Looking at the Exhibit 10, the book value of PacifiCorp is equal to $3.377 billion divided by 312.18 million shares (Exhibit 9) would result to
$10.82 per share. Meanwhile the increase of $2.55 billion at the day of the announcement of Berkshire suggests that the true value of PacifiCorp
should be higher at $2.55 billion divided by 312.18 shares or $8.17 higher.
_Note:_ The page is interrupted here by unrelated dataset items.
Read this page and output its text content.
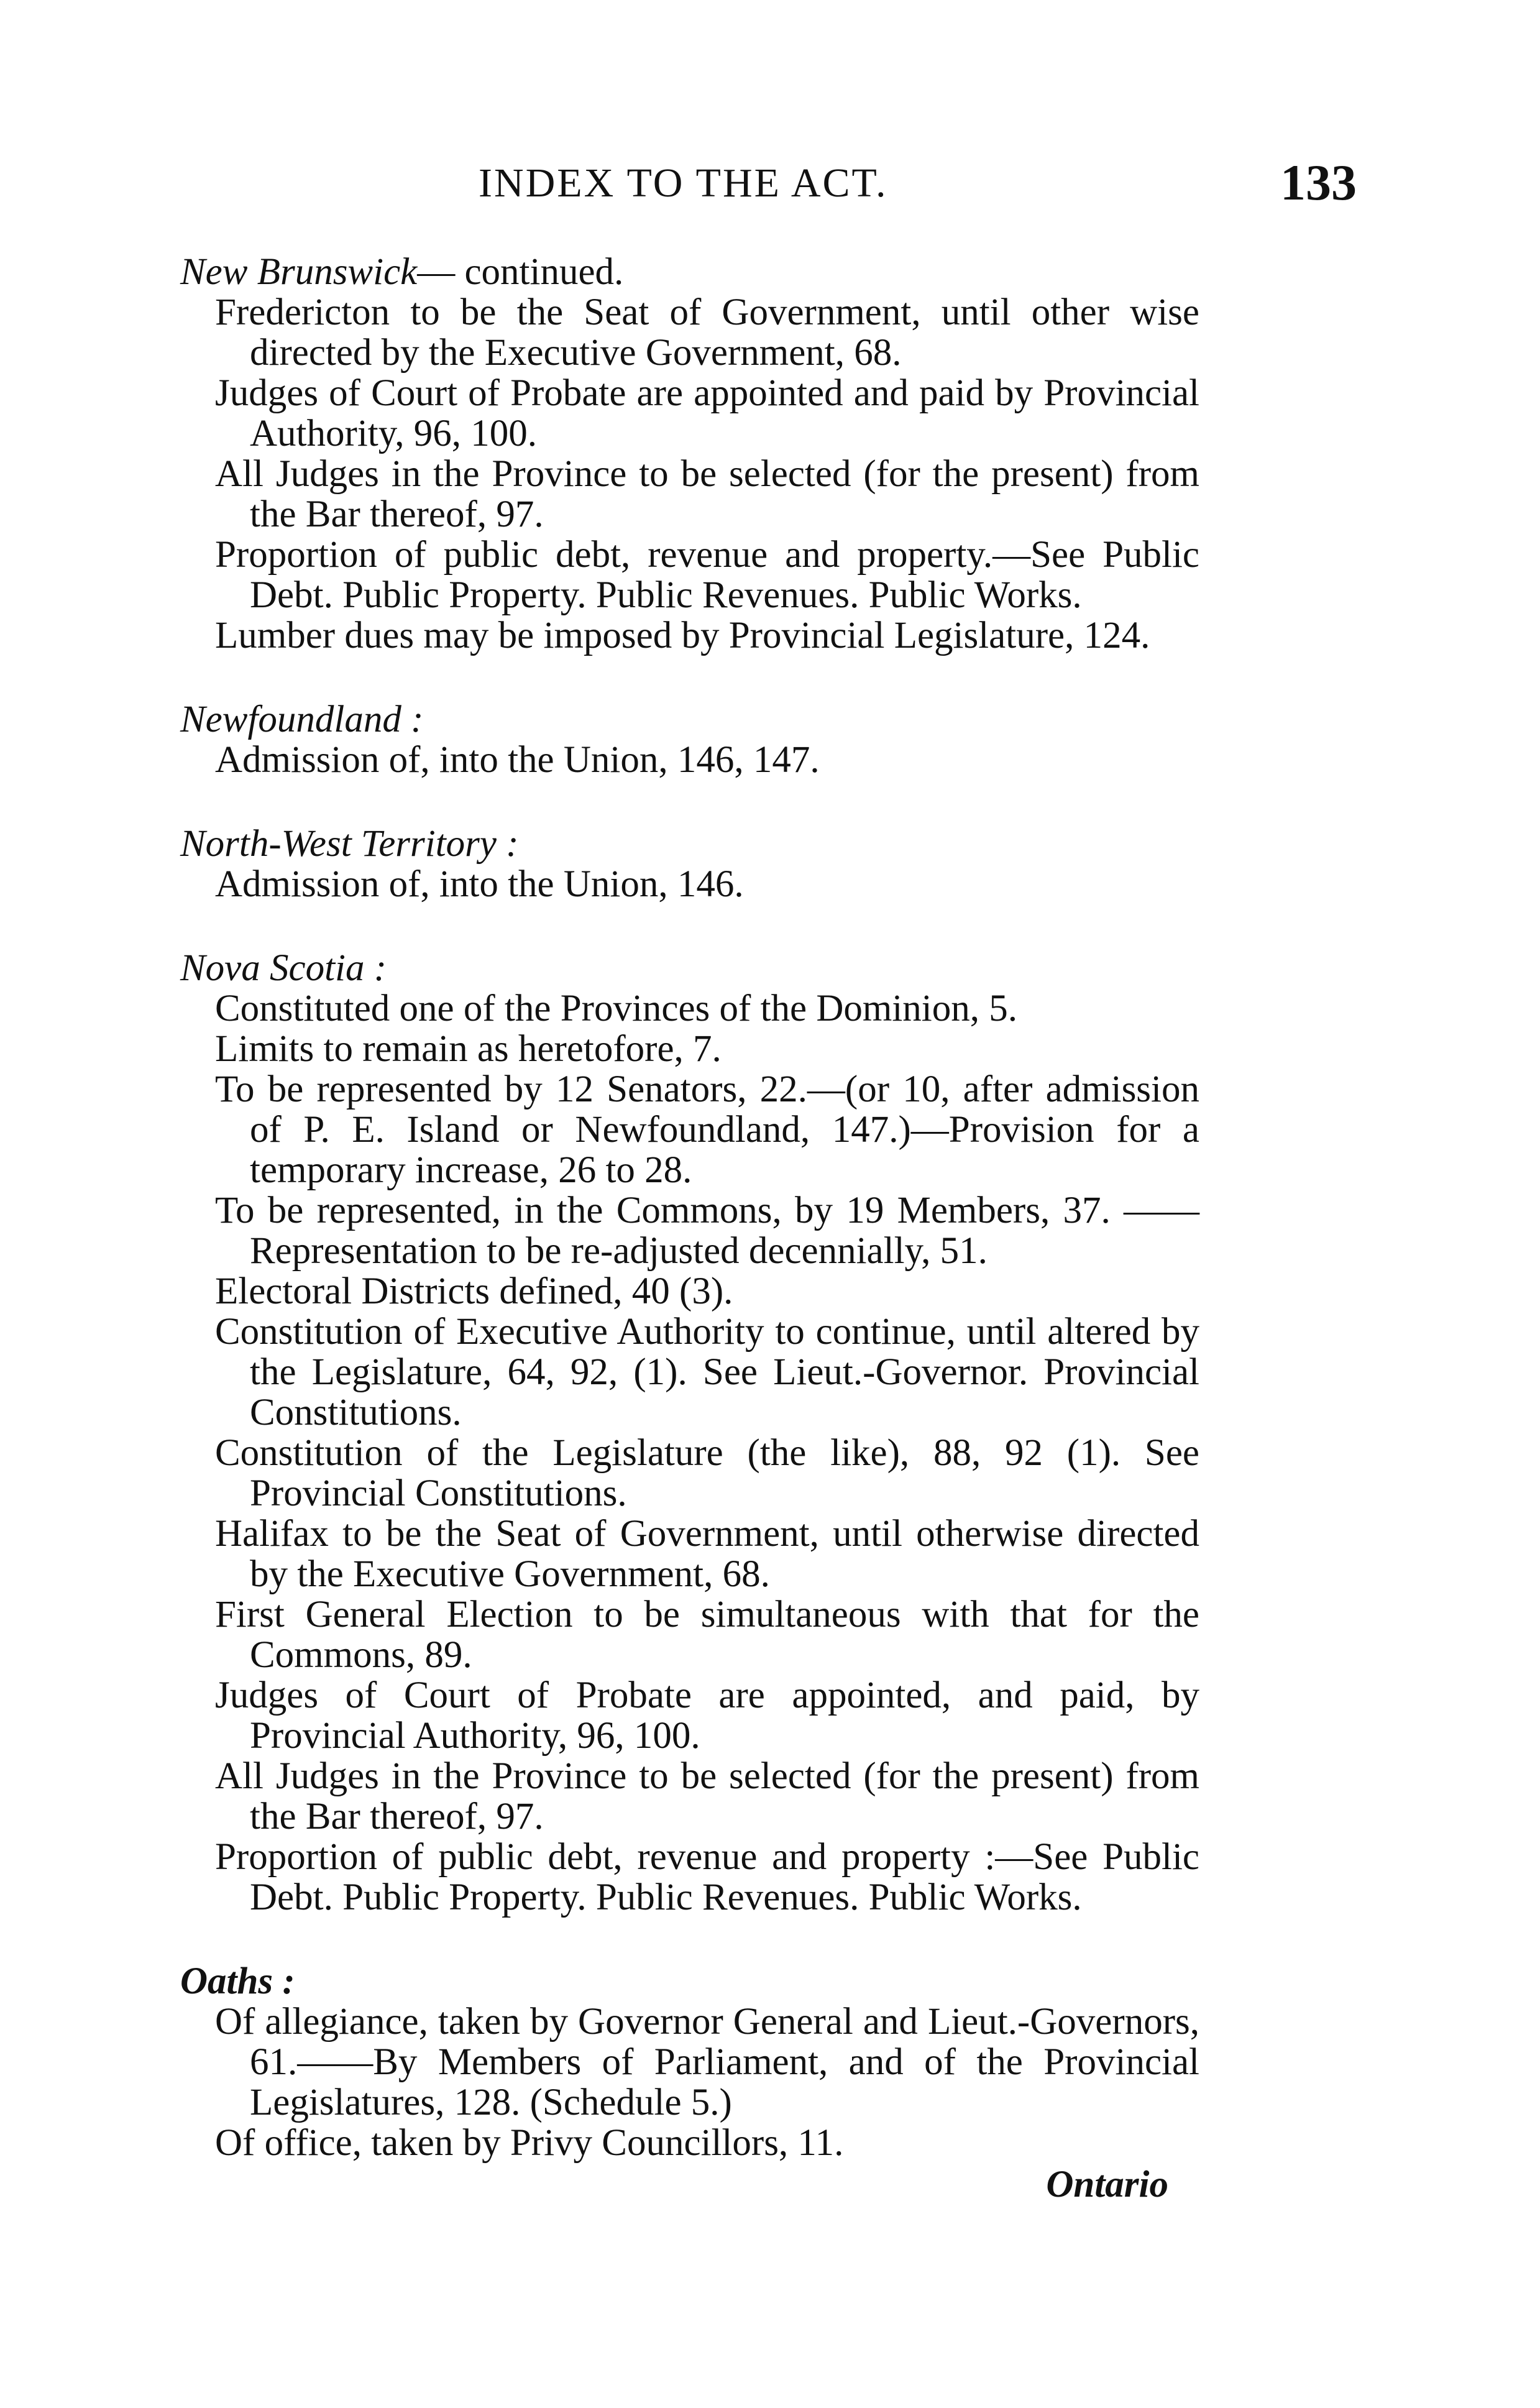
INDEX TO THE ACT.	133
New Brunswick— continued.

Fredericton to be the Seat of Government, until other wise directed by the Executive Government, 68.

Judges of Court of Probate are appointed and paid by Provincial Authority, 96, 100.

All Judges in the Province to be selected (for the present) from the Bar thereof, 97.

Proportion of public debt, revenue and property.—See Public Debt. Public Property. Public Revenues. Public Works.

Lumber dues may be imposed by Provincial Legislature, 124.

Newfoundland :

Admission of, into the Union, 146, 147.

North-West Territory :

Admission of, into the Union, 146.

Nova Scotia :

Constituted one of the Provinces of the Dominion, 5.

Limits to remain as heretofore, 7.

To be represented by 12 Senators, 22.—(or 10, after admission of P. E. Island or Newfoundland, 147.)—Provision for a temporary increase, 26 to 28.

To be represented, in the Commons, by 19 Members, 37. ——Representation to be re-adjusted decennially, 51.

Electoral Districts defined, 40 (3).

Constitution of Executive Authority to continue, until altered by the Legislature, 64, 92, (1). See Lieut.-Governor. Provincial Constitutions.

Constitution of the Legislature (the like), 88, 92 (1). See Provincial Constitutions.

Halifax to be the Seat of Government, until otherwise directed by the Executive Government, 68.

First General Election to be simultaneous with that for the Commons, 89.

Judges of Court of Probate are appointed, and paid, by Provincial Authority, 96, 100.

All Judges in the Province to be selected (for the present) from the Bar thereof, 97.

Proportion of public debt, revenue and property :—See Public Debt. Public Property. Public Revenues. Public Works.

Oaths :

Of allegiance, taken by Governor General and Lieut.-Governors, 61.——By Members of Parliament, and of the Provincial Legislatures, 128. (Schedule 5.)

Of office, taken by Privy Councillors, 11.

Ontario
However, it also need to take into account that there is a possible of psychological factors in the behavior of the investor as they have the
tendency to trust Warren Buffet’s decisions given his history in the investing. It is also concerning that Berkshire Hathaway’s investments are
focus more on the energy sector. Warren Buffet has significant interests in this industry, and also what he calls “elephant” (a company that
makes significant gains). Warren Buffett also has a large sum of portfolio of utilities and transmission companies, which is MidAmerican
Energy Holdings Company.

10. What did Buffett's offer say about his valuation of PacifiCorp?
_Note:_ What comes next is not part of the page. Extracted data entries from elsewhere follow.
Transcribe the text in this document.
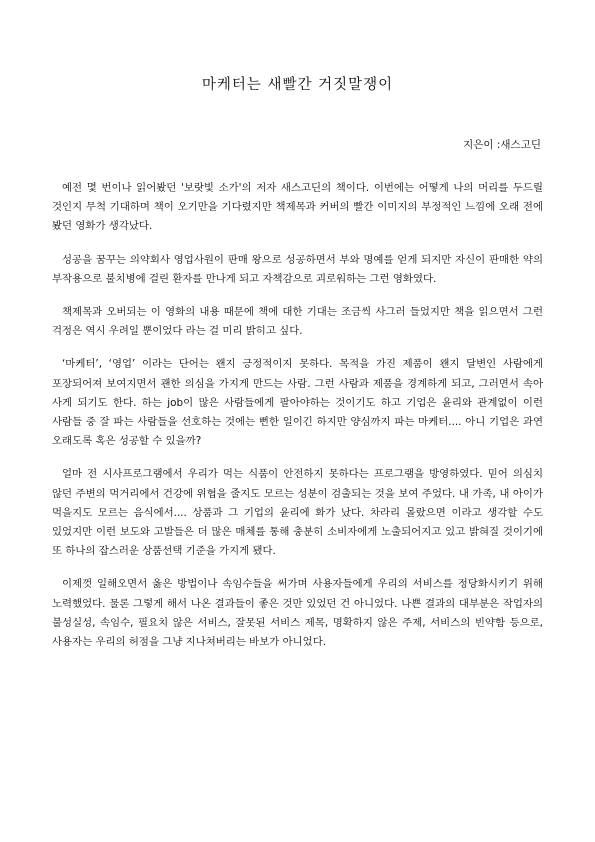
마케터는 새빨간 거짓말쟁이

지은이 :새스고딘

예전 몇 번이나 읽어봤던 '보랏빛 소가'의 저자 새스고딘의 책이다. 이번에는 어떻게 나의 머리를 두드릴 것인지 무척 기대하며 책이 오기만을 기다렸지만 책제목과 커버의 빨간 이미지의 부정적인 느낌에 오래 전에 봤던 영화가 생각났다.

성공을 꿈꾸는 의약회사 영업사원이 판매 왕으로 성공하면서 부와 명예를 얻게 되지만 자신이 판매한 약의 부작용으로 불치병에 걸린 환자를 만나게 되고 자책감으로 괴로워하는 그런 영화였다.

책제목과 오버되는 이 영화의 내용 때문에 책에 대한 기대는 조금씩 사그러 들었지만 책을 읽으면서 그런 걱정은 역시 우려일 뿐이었다 라는 걸 미리 밝히고 싶다.

‘마케터’, ‘영업’ 이라는 단어는 왠지 긍정적이지 못하다. 목적을 가진 제품이 왠지 달변인 사람에게 포장되어져 보여지면서 괜한 의심을 가지게 만드는 사람. 그런 사람과 제품을 경계하게 되고, 그러면서 속아 사게 되기도 한다. 하는 job이 많은 사람들에게 팔아야하는 것이기도 하고 기업은 윤리와 관계없이 이런 사람들 중 잘 파는 사람들을 선호하는 것에는 뻔한 일이긴 하지만 양심까지 파는 마케터.... 아니 기업은 과연 오래도록 혹은 성공할 수 있을까?

얼마 전 시사프로그램에서 우리가 먹는 식품이 안전하지 못하다는 프로그램을 방영하였다. 믿어 의심치 않던 주변의 먹거리에서 건강에 위협을 줄지도 모르는 성분이 검출되는 것을 보여 주었다. 내 가족, 내 아이가 먹을지도 모르는 음식에서.... 상품과 그 기업의 윤리에 화가 났다. 차라리 몰랐으면 이라고 생각할 수도 있었지만 이런 보도와 고발들은 더 많은 매체를 통해 충분히 소비자에게 노출되어지고 있고 밝혀질 것이기에 또 하나의 잡스러운 상품선택 기준을 가지게 됐다.

이제껏 일해오면서 옳은 방법이나 속임수들을 써가며 사용자들에게 우리의 서비스를 정당화시키기 위해 노력했었다. 물론 그렇게 해서 나온 결과들이 좋은 것만 있었던 건 아니었다. 나쁜 결과의 대부분은 작업자의 불성실성, 속임수, 필요치 않은 서비스, 잘못된 서비스 제목, 명확하지 않은 주제, 서비스의 빈약함 등으로, 사용자는 우리의 허점을 그냥 지나쳐버리는 바보가 아니었다.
Our syndicate believe that when Berkshire Hathaway acquire the PacifiCorp, it would give additional values and PacifiCorp shows that its
intrinsic value is greater than the book value. The shareholders will also endorse this acquisition but need to consider to divest their money
into other industry aside from the energy industry. The bid for PacifiCorp of $9.4 billion seem reasonable relative to current comparable
valuations. For the PacifiCorp acquisition to be a success in the sense of matching historical returns at Berkshire Hathaway, Warren Buffett’s
expectations for PacifiCorp must be radically different from the implied and expected values for the compared firms.